VIERTEL NACH VOR: GESCHICHTE WIRD GEMACHT
Unter dem Titel „Viertel nach Vor“ zeigt „Junge Kunst e. V.“ die erste Einzelausstellung Daniel Pollers (*1984, lebt in Berlin) in einem deutschen Kunstverein. Dieser paradox anmutende Titel beschreibt treffend die aktuelle Debatte über Sinn und Zweck des Wiederaufbaus historisch-symbolträchtiger Gebäude. Die Ausstellung verschränkt die Medien Fotografie und Video in Verbindung mit einem skulpturalen Objekt zu einer raumgreifenden Installation. Die Umdeutung von Architektur im öffentlichen Raum und die daraus resultierende Verfälschung von Geschichte ist ein zentrales Thema im Werk von Daniel Poller. Seine künstlerischen Untersuchungen be- leuchten die Umcodierung der Vergangenheit. Ausgangspunkt seiner aktuellen Arbeit ist seine langjährige Auseinandersetzung mit dem Geschehen um die Rekonstruktion der Garnisonkirche in Potsdam und der damit verbundenen Transformation der Hauptstadt Brandenburgs.
Ein Silikonabguss der Kirchturmuhr in 1:1 Format nimmt wabernd einen großen Teil des Ausstellungsraumes ein und spiegelt skultptural die Essenz der medialen Arbeiten Pollers wieder. Für seine Videoanimation „Viertel nach vor“ hat der Künstler 41 Fotografien und Simulationen der Kirchturmuhr überblendet. Das dokumentarische und teils computergenerierte Ausgangsmaterial, zwischen 1730 und 2019 erstellt, wird zu einem taumelnden, verzerrten, zwischen schwarz/ weiß und pastoser Farbigkeit morphenden Turm in Endlosschleife. Vergangenheit und visionäre Zukunft der aktuellen Architekturentwürfe werden zu einer grotesken, unendlichen Transformation verschmolzen. Die Videoarbeit wird durch fotografische Werkgruppen erweitert. Diese beschäftigen sich ebenfalls mit dem Handlungsraum Garnisonkirche anhand von Bildern aus dem publizierten Umfeld des Rekonstruktionsvorhabens. Exemplarisch zeigt sich am geplanten Wiederaufbau der Garnisonkirche eine Polarisierung über Sinnhaftigkeit und Politisierung der Rekonstruktion von historisch symbolträchtiger Architektur. Unsere Vorstellung von vergangenen Realitäten durch Bilder durchdringt die Gegenwart und prägt die Zukunft in Architektur und Gesellschaft. Zwangsläufig sind es mediale Bilder, die Daniel Poller zur Darstellung dieser ambivalenten und komplexen Fragestellungen nutzt. Diese lässt er in seiner Arbeit beeindruckend zwischen den Zeiten diffundieren.

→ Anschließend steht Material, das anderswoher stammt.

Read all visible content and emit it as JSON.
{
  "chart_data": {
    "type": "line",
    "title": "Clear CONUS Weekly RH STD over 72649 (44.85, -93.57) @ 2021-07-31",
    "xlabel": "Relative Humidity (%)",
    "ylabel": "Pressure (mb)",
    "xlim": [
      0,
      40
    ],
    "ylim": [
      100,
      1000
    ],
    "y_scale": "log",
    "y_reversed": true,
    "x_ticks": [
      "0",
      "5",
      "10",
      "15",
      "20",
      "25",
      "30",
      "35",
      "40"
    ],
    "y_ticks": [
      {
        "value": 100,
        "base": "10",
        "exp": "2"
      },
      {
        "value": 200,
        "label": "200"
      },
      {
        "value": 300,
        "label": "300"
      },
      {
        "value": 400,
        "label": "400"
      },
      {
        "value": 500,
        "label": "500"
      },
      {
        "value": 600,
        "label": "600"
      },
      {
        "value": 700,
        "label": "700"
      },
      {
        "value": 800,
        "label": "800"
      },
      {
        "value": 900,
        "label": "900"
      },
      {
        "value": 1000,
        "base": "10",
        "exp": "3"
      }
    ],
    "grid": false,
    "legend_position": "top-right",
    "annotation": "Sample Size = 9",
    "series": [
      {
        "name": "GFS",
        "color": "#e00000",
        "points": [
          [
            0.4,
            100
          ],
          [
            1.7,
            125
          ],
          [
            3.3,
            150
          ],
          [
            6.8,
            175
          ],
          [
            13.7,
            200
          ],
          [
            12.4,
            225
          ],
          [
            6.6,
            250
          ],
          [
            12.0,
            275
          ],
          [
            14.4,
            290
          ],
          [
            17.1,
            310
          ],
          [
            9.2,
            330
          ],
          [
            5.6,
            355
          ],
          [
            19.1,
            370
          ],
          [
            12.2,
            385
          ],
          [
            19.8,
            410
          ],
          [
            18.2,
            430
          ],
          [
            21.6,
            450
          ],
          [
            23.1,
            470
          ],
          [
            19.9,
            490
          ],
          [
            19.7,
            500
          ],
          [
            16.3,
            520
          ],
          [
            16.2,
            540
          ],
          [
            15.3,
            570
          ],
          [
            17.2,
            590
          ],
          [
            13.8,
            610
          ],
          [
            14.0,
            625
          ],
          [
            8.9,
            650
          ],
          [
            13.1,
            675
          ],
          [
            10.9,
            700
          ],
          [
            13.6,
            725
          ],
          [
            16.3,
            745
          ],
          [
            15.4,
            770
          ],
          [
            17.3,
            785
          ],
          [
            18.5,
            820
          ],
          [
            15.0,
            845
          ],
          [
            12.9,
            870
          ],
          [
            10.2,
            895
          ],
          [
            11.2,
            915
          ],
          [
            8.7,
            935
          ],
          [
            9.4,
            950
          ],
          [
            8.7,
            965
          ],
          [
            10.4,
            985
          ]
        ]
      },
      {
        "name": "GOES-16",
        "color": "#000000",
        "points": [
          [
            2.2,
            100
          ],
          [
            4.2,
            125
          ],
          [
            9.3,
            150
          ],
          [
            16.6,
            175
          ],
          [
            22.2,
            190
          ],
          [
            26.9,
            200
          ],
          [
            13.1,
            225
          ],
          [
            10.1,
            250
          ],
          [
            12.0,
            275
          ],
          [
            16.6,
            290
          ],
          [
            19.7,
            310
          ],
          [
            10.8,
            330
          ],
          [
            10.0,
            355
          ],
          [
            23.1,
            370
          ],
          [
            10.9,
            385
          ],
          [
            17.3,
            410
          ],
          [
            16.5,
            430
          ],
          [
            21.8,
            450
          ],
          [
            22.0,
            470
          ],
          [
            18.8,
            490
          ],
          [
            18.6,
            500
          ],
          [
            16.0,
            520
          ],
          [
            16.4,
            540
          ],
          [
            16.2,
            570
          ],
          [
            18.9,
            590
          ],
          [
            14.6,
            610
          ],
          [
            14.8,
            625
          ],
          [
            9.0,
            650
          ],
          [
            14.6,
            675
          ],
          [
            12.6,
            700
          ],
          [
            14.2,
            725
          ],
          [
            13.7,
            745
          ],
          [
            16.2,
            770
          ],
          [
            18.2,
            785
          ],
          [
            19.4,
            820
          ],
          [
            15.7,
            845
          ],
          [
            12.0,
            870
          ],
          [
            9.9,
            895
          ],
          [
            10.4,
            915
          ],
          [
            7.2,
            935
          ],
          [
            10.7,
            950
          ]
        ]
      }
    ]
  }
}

Daniel Poller, geboren 1984 in Rodewisch (ehemalige DDR), studierte bei Prof. Peter Piller an der Hochschule für Grafik und Buchkunst in Leipzig und erhielt 2017 den Meisterschülertitel (Klassen Prof. Peggy Buth und Prof. Joachim Brohm). Er erhielt zahlreiche Stipendien und Preise; unter anderem das Arbeitsstipendium der Stiftung Kunstfonds Bonn (2020/2018), der Kulturstiftung des Freistaats Sachsen (2016) und den Aenne-Biermann-Preis für Deutsche Gegenwartsfotografie (2015). Seine Arbeiten wurden in einer Vielzahl von Einzel- und Gruppenausstellungen im In- und Ausland präsentiert – zuletzt in einer Einzelausstellung im Goethe Institut Bordeaux. Parallel zur Ausstellung erscheint seine aktuelle Publikation Frankfurter Kopien bei Spector Books Leipzig.